The purpose of an audit is to furnish company stakeholders with a specialist, independent, valid, and fair perspective on the monetary undertakings of a company. In this article, relevant provisions of the Companies Act, 2013 will be discussed in relation to the rights and duties of an auditor. 

Who is an auditor

Under the Companies Act, 2013, a person practicing Chartered Accountant (hereinafter, “CA”) is qualified to be appointed as the statutory auditor in a company. A person would not be qualified as a company’s statutory auditor unless there is appropriation on the part of the person to perform in the capacity of an auditor. As per the Companies Act, 2013, only a practicing Chartered Accountant is qualified to be appointed as a statutory auditor in a company. Such appointments are possible if a majority of the partners are executing Chartered Accountants.


Appointment of an Auditor under the Companies Act

According to Section 139(6) of the Companies Act, 2013, the first auditor of a non-governmental company must be appointed by the board of directors within 30 days of its establishment. If the board does not pass, an extraordinary general meeting of shareholders will be held within 90 days to appoint the first auditor. The law does not specify when the 90 days period is calculated. So the benefit of this is to take a stricter view and explain that the 90-day period starts from the day the company is formed, rather than at the end of the 30 days period. 

They are appointed in a way that they can exercise their powers until the conclusion of the First General Meeting of Shareholders. The company must file an ADT-1 form (hereinafter, Form for Appointment of First Auditor) with the Registrar of Companies along with the prescribed fee. For government companies, the first auditor will be appointed by the AG within 60 days from the date of incorporation of the company;

if the Auditor General of India fails to appoint the auditor within the said period, the Board of Directors of the company will appoint the latter within the next thirty days. If not appointed by the board within the next thirty days, members must approve an auditor within sixty days in the Extraordinary General Meeting (hereinafter, EGM). The term of office for the first auditor will be until the conclusion of the first annual general meeting.

Furthermore, the subsequent appointment of an auditor will be made by the members, and he/she will hold office until the conclusion of the sixth annual general meeting. However, it is important to note down that the company members will permit an auditor’s appointment in every annual general meeting.
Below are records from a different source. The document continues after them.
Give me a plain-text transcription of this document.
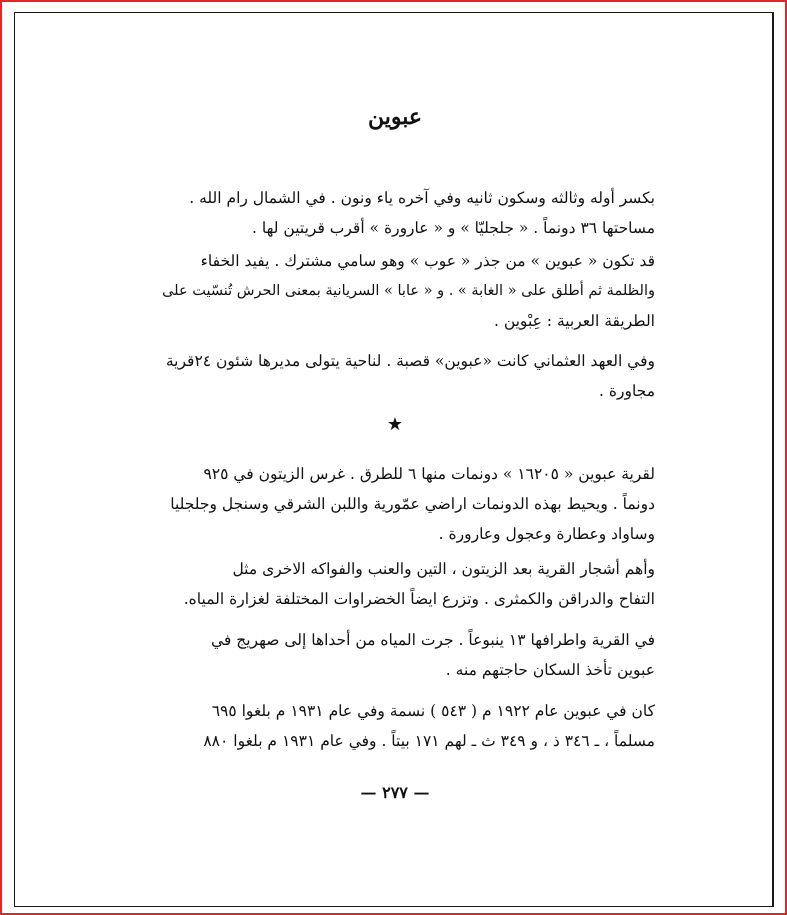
عبوين
بكسر أوله وثالثه وسكون ثانيه وفي آخره ياء ونون . في الشمال رام الله .
مساحتها ٣٦ دونماً . « جلجليّا » و « عارورة » أقرب قريتين لها .
قد تكون « عبوين » من جذر « عوب » وهو سامي مشترك . يفيد الخفاء
والظلمة ثم أطلق على « الغابة » . و « عابا » السريانية بمعنى الحرش تُنسّيت على
الطريقة العربية : عِبْوين .
وفي العهد العثماني كانت «عبوين» قصبة . لناحية يتولى مديرها شئون ٢٤قرية
مجاورة .
★
لقرية عبوين « ١٦٢٠٥ » دونمات منها ٦ للطرق . غرس الزيتون في ٩٢٥
دونماً . ويحيط بهذه الدونمات اراضي عمّورية واللبن الشرقي وسنجل وجلجليا
وساواد وعطارة وعجول وعارورة .
وأهم أشجار القرية بعد الزيتون ، التين والعنب والفواكه الاخرى مثل
التفاح والدراقن والكمثرى . وتزرع ايضاً الخضراوات المختلفة لغزارة المياه.
في القرية واطرافها ١٣ ينبوعاً . جرت المياه من أحداها إلى صهريج في
عبوين تأخذ السكان حاجتهم منه .
كان في عبوين عام ١٩٢٢ م ( ٥٤٣ ) نسمة وفي عام ١٩٣١ م بلغوا ٦٩٥
مسلماً ، ـ ٣٤٦ ذ ، و ٣٤٩ ث ـ لهم ١٧١ بيتاً . وفي عام ١٩٣١ م بلغوا ٨٨٠
— ٢٧٧ —
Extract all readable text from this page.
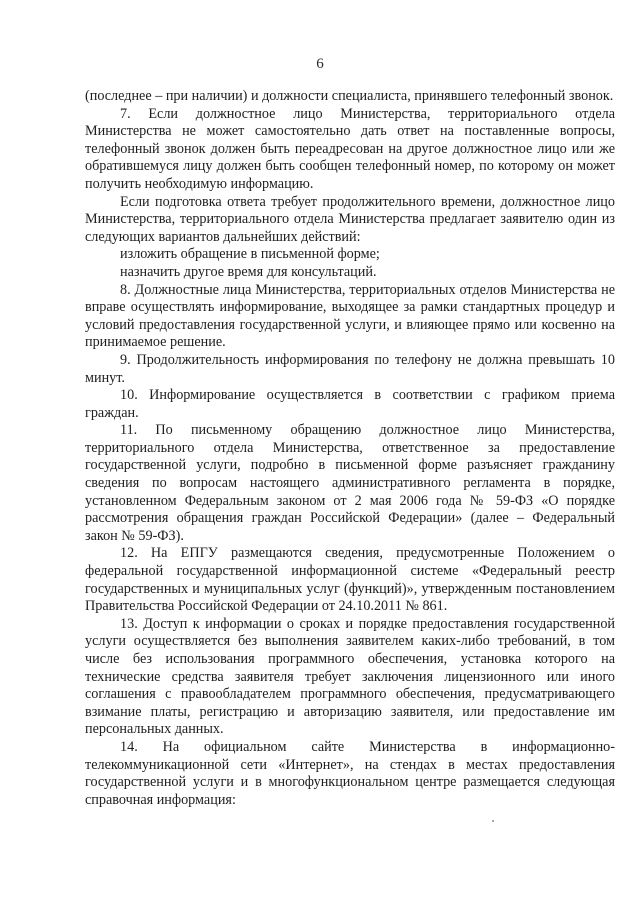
6

(последнее – при наличии) и должности специалиста, принявшего телефонный звонок.

7. Если должностное лицо Министерства, территориального отдела Министерства не может самостоятельно дать ответ на поставленные вопросы, телефонный звонок должен быть переадресован на другое должностное лицо или же обратившемуся лицу должен быть сообщен телефонный номер, по которому он может получить необходимую информацию.

Если подготовка ответа требует продолжительного времени, должностное лицо Министерства, территориального отдела Министерства предлагает заявителю один из следующих вариантов дальнейших действий:

изложить обращение в письменной форме;

назначить другое время для консультаций.

8. Должностные лица Министерства, территориальных отделов Министерства не вправе осуществлять информирование, выходящее за рамки стандартных процедур и условий предоставления государственной услуги, и влияющее прямо или косвенно на принимаемое решение.

9. Продолжительность информирования по телефону не должна превышать 10 минут.

10. Информирование осуществляется в соответствии с графиком приема граждан.

11. По письменному обращению должностное лицо Министерства, территориального отдела Министерства, ответственное за предоставление государственной услуги, подробно в письменной форме разъясняет гражданину сведения по вопросам настоящего административного регламента в порядке, установленном Федеральным законом от 2 мая 2006 года № 59-ФЗ «О порядке рассмотрения обращения граждан Российской Федерации» (далее – Федеральный закон № 59-ФЗ).

12. На ЕПГУ размещаются сведения, предусмотренные Положением о федеральной государственной информационной системе «Федеральный реестр государственных и муниципальных услуг (функций)», утвержденным постановлением Правительства Российской Федерации от 24.10.2011 № 861.

13. Доступ к информации о сроках и порядке предоставления государственной услуги осуществляется без выполнения заявителем каких-либо требований, в том числе без использования программного обеспечения, установка которого на технические средства заявителя требует заключения лицензионного или иного соглашения с правообладателем программного обеспечения, предусматривающего взимание платы, регистрацию и авторизацию заявителя, или предоставление им персональных данных.

14. На официальном сайте Министерства в информационно-телекоммуникационной сети «Интернет», на стендах в местах предоставления государственной услуги и в многофункциональном центре размещается следующая справочная информация:
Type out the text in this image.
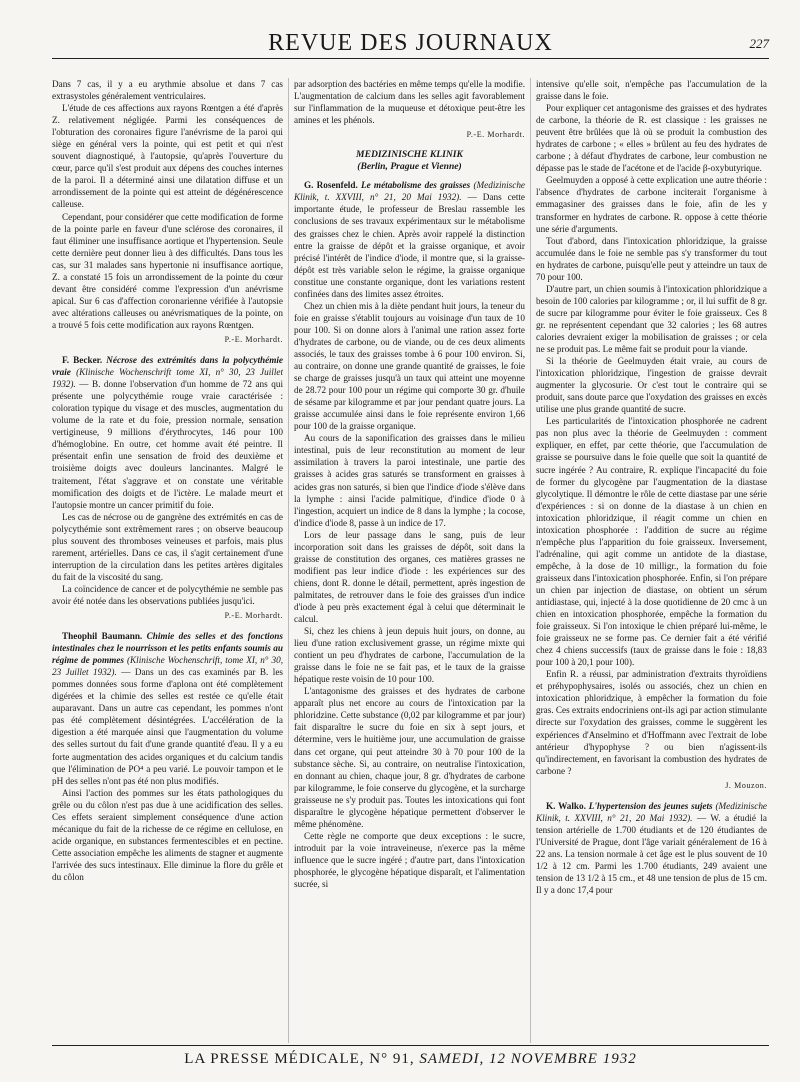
REVUE DES JOURNAUX	227

Dans 7 cas, il y a eu arythmie absolue et dans 7 cas extrasystoles généralement ventriculaires.

L'étude de ces affections aux rayons Rœntgen a été d'après Z. relativement négligée. Parmi les conséquences de l'obturation des coronaires figure l'anévrisme de la paroi qui siège en général vers la pointe, qui est petit et qui n'est souvent diagnostiqué, à l'autopsie, qu'après l'ouverture du cœur, parce qu'il s'est produit aux dépens des couches internes de la paroi. Il a déterminé ainsi une dilatation diffuse et un arrondissement de la pointe qui est atteint de dégénérescence calleuse.

Cependant, pour considérer que cette modification de forme de la pointe parle en faveur d'une sclérose des coronaires, il faut éliminer une insuffisance aortique et l'hypertension. Seule cette dernière peut donner lieu à des difficultés. Dans tous les cas, sur 31 malades sans hypertonie ni insuffisance aortique, Z. a constaté 15 fois un arrondissement de la pointe du cœur devant être considéré comme l'expression d'un anévrisme apical. Sur 6 cas d'affection coronarienne vérifiée à l'autopsie avec altérations calleuses ou anévrismatiques de la pointe, on a trouvé 5 fois cette modification aux rayons Rœntgen.

P.-E. Morhardt.

F. Becker. Nécrose des extrémités dans la polycythémie vraie (Klinische Wochenschrift tome XI, n° 30, 23 Juillet 1932). — B. donne l'observation d'un homme de 72 ans qui présente une polycythémie rouge vraie caractérisée : coloration typique du visage et des muscles, augmentation du volume de la rate et du foie, pression normale, sensation vertigineuse, 9 millions d'érythrocytes, 146 pour 100 d'hémoglobine. En outre, cet homme avait été peintre. Il présentait enfin une sensation de froid des deuxième et troisième doigts avec douleurs lancinantes. Malgré le traitement, l'état s'aggrave et on constate une véritable momification des doigts et de l'ictère. Le malade meurt et l'autopsie montre un cancer primitif du foie.

Les cas de nécrose ou de gangrène des extrémités en cas de polycythémie sont extrêmement rares ; on observe beaucoup plus souvent des thromboses veineuses et parfois, mais plus rarement, artérielles. Dans ce cas, il s'agit certainement d'une interruption de la circulation dans les petites artères digitales du fait de la viscosité du sang.

La coïncidence de cancer et de polycythémie ne semble pas avoir été notée dans les observations publiées jusqu'ici.

P.-E. Morhardt.

Theophil Baumann. Chimie des selles et des fonctions intestinales chez le nourrisson et les petits enfants soumis au régime de pommes (Klinische Wochenschrift, tome XI, n° 30, 23 Juillet 1932). — Dans un des cas examinés par B. les pommes données sous forme d'aplona ont été complètement digérées et la chimie des selles est restée ce qu'elle était auparavant. Dans un autre cas cependant, les pommes n'ont pas été complètement désintégrées. L'accélération de la digestion a été marquée ainsi que l'augmentation du volume des selles surtout du fait d'une grande quantité d'eau. Il y a eu forte augmentation des acides organiques et du calcium tandis que l'élimination de PO⁴ a peu varié. Le pouvoir tampon et le pH des selles n'ont pas été non plus modifiés.

Ainsi l'action des pommes sur les états pathologiques du grêle ou du côlon n'est pas due à une acidification des selles. Ces effets seraient simplement conséquence d'une action mécanique du fait de la richesse de ce régime en cellulose, en acide organique, en substances fermentescibles et en pectine. Cette association empêche les aliments de stagner et augmente l'arrivée des sucs intestinaux. Elle diminue la flore du grêle et du côlon

par adsorption des bactéries en même temps qu'elle la modifie. L'augmentation de calcium dans les selles agit favorablement sur l'inflammation de la muqueuse et détoxique peut-être les amines et les phénols.

P.-E. Morhardt.
MEDIZINISCHE KLINIK
(Berlin, Prague et Vienne)

G. Rosenfeld. Le métabolisme des graisses (Medizinische Klinik, t. XXVIII, n° 21, 20 Mai 1932). — Dans cette importante étude, le professeur de Breslau rassemble les conclusions de ses travaux expérimentaux sur le métabolisme des graisses chez le chien. Après avoir rappelé la distinction entre la graisse de dépôt et la graisse organique, et avoir précisé l'intérêt de l'indice d'iode, il montre que, si la graisse-dépôt est très variable selon le régime, la graisse organique constitue une constante organique, dont les variations restent confinées dans des limites assez étroites.

Chez un chien mis à la diète pendant huit jours, la teneur du foie en graisse s'établit toujours au voisinage d'un taux de 10 pour 100. Si on donne alors à l'animal une ration assez forte d'hydrates de carbone, ou de viande, ou de ces deux aliments associés, le taux des graisses tombe à 6 pour 100 environ. Si, au contraire, on donne une grande quantité de graisses, le foie se charge de graisses jusqu'à un taux qui atteint une moyenne de 28.72 pour 100 pour un régime qui comporte 30 gr. d'huile de sésame par kilogramme et par jour pendant quatre jours. La graisse accumulée ainsi dans le foie représente environ 1,66 pour 100 de la graisse organique.

Au cours de la saponification des graisses dans le milieu intestinal, puis de leur reconstitution au moment de leur assimilation à travers la paroi intestinale, une partie des graisses à acides gras saturés se transforment en graisses à acides gras non saturés, si bien que l'indice d'iode s'élève dans la lymphe : ainsi l'acide palmitique, d'indice d'iode 0 à l'ingestion, acquiert un indice de 8 dans la lymphe ; la cocose, d'indice d'iode 8, passe à un indice de 17.

Lors de leur passage dans le sang, puis de leur incorporation soit dans les graisses de dépôt, soit dans la graisse de constitution des organes, ces matières grasses ne modifient pas leur indice d'iode : les expériences sur des chiens, dont R. donne le détail, permettent, après ingestion de palmitates, de retrouver dans le foie des graisses d'un indice d'iode à peu près exactement égal à celui que déterminait le calcul.

Si, chez les chiens à jeun depuis huit jours, on donne, au lieu d'une ration exclusivement grasse, un régime mixte qui contient un peu d'hydrates de carbone, l'accumulation de la graisse dans le foie ne se fait pas, et le taux de la graisse hépatique reste voisin de 10 pour 100.

L'antagonisme des graisses et des hydrates de carbone apparaît plus net encore au cours de l'intoxication par la phloridzine. Cette substance (0,02 par kilogramme et par jour) fait disparaître le sucre du foie en six à sept jours, et détermine, vers le huitième jour, une accumulation de graisse dans cet organe, qui peut atteindre 30 à 70 pour 100 de la substance sèche. Si, au contraire, on neutralise l'intoxication, en donnant au chien, chaque jour, 8 gr. d'hydrates de carbone par kilogramme, le foie conserve du glycogène, et la surcharge graisseuse ne s'y produit pas. Toutes les intoxications qui font disparaître le glycogène hépatique permettent d'observer le même phénomène.

Cette règle ne comporte que deux exceptions : le sucre, introduit par la voie intraveineuse, n'exerce pas la même influence que le sucre ingéré ; d'autre part, dans l'intoxication phosphorée, le glycogène hépatique disparaît, et l'alimentation sucrée, si

intensive qu'elle soit, n'empêche pas l'accumulation de la graisse dans le foie.

Pour expliquer cet antagonisme des graisses et des hydrates de carbone, la théorie de R. est classique : les graisses ne peuvent être brûlées que là où se produit la combustion des hydrates de carbone ; « elles » brûlent au feu des hydrates de carbone ; à défaut d'hydrates de carbone, leur combustion ne dépasse pas le stade de l'acétone et de l'acide β-oxybutyrique.

Geelmuyden a opposé à cette explication une autre théorie : l'absence d'hydrates de carbone inciterait l'organisme à emmagasiner des graisses dans le foie, afin de les y transformer en hydrates de carbone. R. oppose à cette théorie une série d'arguments.

Tout d'abord, dans l'intoxication phloridzique, la graisse accumulée dans le foie ne semble pas s'y transformer du tout en hydrates de carbone, puisqu'elle peut y atteindre un taux de 70 pour 100.

D'autre part, un chien soumis à l'intoxication phloridzique a besoin de 100 calories par kilogramme ; or, il lui suffit de 8 gr. de sucre par kilogramme pour éviter le foie graisseux. Ces 8 gr. ne représentent cependant que 32 calories ; les 68 autres calories devraient exiger la mobilisation de graisses ; or cela ne se produit pas. Le même fait se produit pour la viande.

Si la théorie de Geelmuyden était vraie, au cours de l'intoxication phloridzique, l'ingestion de graisse devrait augmenter la glycosurie. Or c'est tout le contraire qui se produit, sans doute parce que l'oxydation des graisses en excès utilise une plus grande quantité de sucre.

Les particularités de l'intoxication phosphorée ne cadrent pas non plus avec la théorie de Geelmuyden : comment expliquer, en effet, par cette théorie, que l'accumulation de graisse se poursuive dans le foie quelle que soit la quantité de sucre ingérée ? Au contraire, R. explique l'incapacité du foie de former du glycogène par l'augmentation de la diastase glycolytique. Il démontre le rôle de cette diastase par une série d'expériences : si on donne de la diastase à un chien en intoxication phloridzique, il réagit comme un chien en intoxication phosphorée : l'addition de sucre au régime n'empêche plus l'apparition du foie graisseux. Inversement, l'adrénaline, qui agit comme un antidote de la diastase, empêche, à la dose de 10 milligr., la formation du foie graisseux dans l'intoxication phosphorée. Enfin, si l'on prépare un chien par injection de diastase, on obtient un sérum antidiastase, qui, injecté à la dose quotidienne de 20 cmc à un chien en intoxication phosphorée, empêche la formation du foie graisseux. Si l'on intoxique le chien préparé lui-même, le foie graisseux ne se forme pas. Ce dernier fait a été vérifié chez 4 chiens successifs (taux de graisse dans le foie : 18,83 pour 100 à 20,1 pour 100).

Enfin R. a réussi, par administration d'extraits thyroïdiens et préhypophysaires, isolés ou associés, chez un chien en intoxication phloridzique, à empêcher la formation du foie gras. Ces extraits endocriniens ont-ils agi par action stimulante directe sur l'oxydation des graisses, comme le suggèrent les expériences d'Anselmino et d'Hoffmann avec l'extrait de lobe antérieur d'hypophyse ? ou bien n'agissent-ils qu'indirectement, en favorisant la combustion des hydrates de carbone ?

J. Mouzon.

K. Walko. L'hypertension des jeunes sujets (Medizinische Klinik, t. XXVIII, n° 21, 20 Mai 1932). — W. a étudié la tension artérielle de 1.700 étudiants et de 120 étudiantes de l'Université de Prague, dont l'âge variait généralement de 16 à 22 ans. La tension normale à cet âge est le plus souvent de 10 1/2 à 12 cm. Parmi les 1.700 étudiants, 249 avaient une tension de 13 1/2 à 15 cm., et 48 une tension de plus de 15 cm. Il y a donc 17,4 pour

LA PRESSE MÉDICALE, N° 91, SAMEDI, 12 NOVEMBRE 1932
Pursuant to Rule 3(6) of the Companies (Auditors and Auditors) Rules 2014, if the board decides not to reconsider the recommendation given by the Audit Committee related to the appointment of a firm or an individual as an auditor, the board must record the reasons for its disagreement with the committee, and submit its own proposals for consideration of the members at the Annual General Meeting (AGM).

Rights of an auditor

  • According to Section 143(1) of the Companies Act, every auditor has full rights to access books related to accounts, vouchers, and other relevant company documents at all times during his/her term of office. He also has full rights to go for surprise visits to check the entries in the books of accounts
  • The auditor has a right to suggest suitable modifications in methods of accounting, and if such suggestions are made, then the director should comply with them
  • The auditor has a right as well as a duty to make a report to the members on the account examined by him/her to state whether it is in his opinion and to the best of his knowledge and explanation stated by him. Auditors must explain whether the financial statement given is true and fair to the company’s business.
  • As per Section 143(8) of the Companies Act, an auditor has full authority to visit the branches to check all the works related to the company’s matter. However, the auditor has no authority to visit foreign branches.
  • As per Section 146 of the Companies Act, an auditor has full rights to receive the notice and communications related to all the meetings during his/her term. The company should send notice to the auditor even when his audited accounts are not discussed in the meeting.
  • Under certain conditions, a company can take civil or criminal actions against the auditor. If any legal action is taken against him, he generally defends himself against the proceedings.
  • The company determines the auditor’s remuneration in the general meeting. However, when the Board of Directors appoints the company’s first auditor, they can fix his remuneration

Duties of an auditor

Section 143 sets out the powers and duties of the auditor. Every auditor of the company shall have the right to inspect the books and records of the company at any time, whether kept at the company’s registered office or elsewhere and shall have the right to request such information as he deems necessary for the performance of his acts. Statements necessary for the duties of auditors and inquiries about the following, such as

  1. Whether loans and advances made by the company by way of security are properly secured and whether the terms of the loans and advances are prejudicial to the interests of the company or its members;
  2. Whether the company’s transaction represented solely by the booking is detrimental to the company’s interests;
  3. If the company is not an investment company or bank; whether most of the company’s assets (including stocks, bonds, and other securities) are being sold at a lower price than when the company purchased it;
  4. Whether the loans and advances made by the entity have been recorded as deposits;
  5. Whether personal expenses are included in the revenue account; 
  6. If the company’s books and documents indicate that shares were distributed as cash, whether the distribution received cash, and if no cash was received, whether the item is correct, regular, and not misleading as indicated on the books and balance sheet.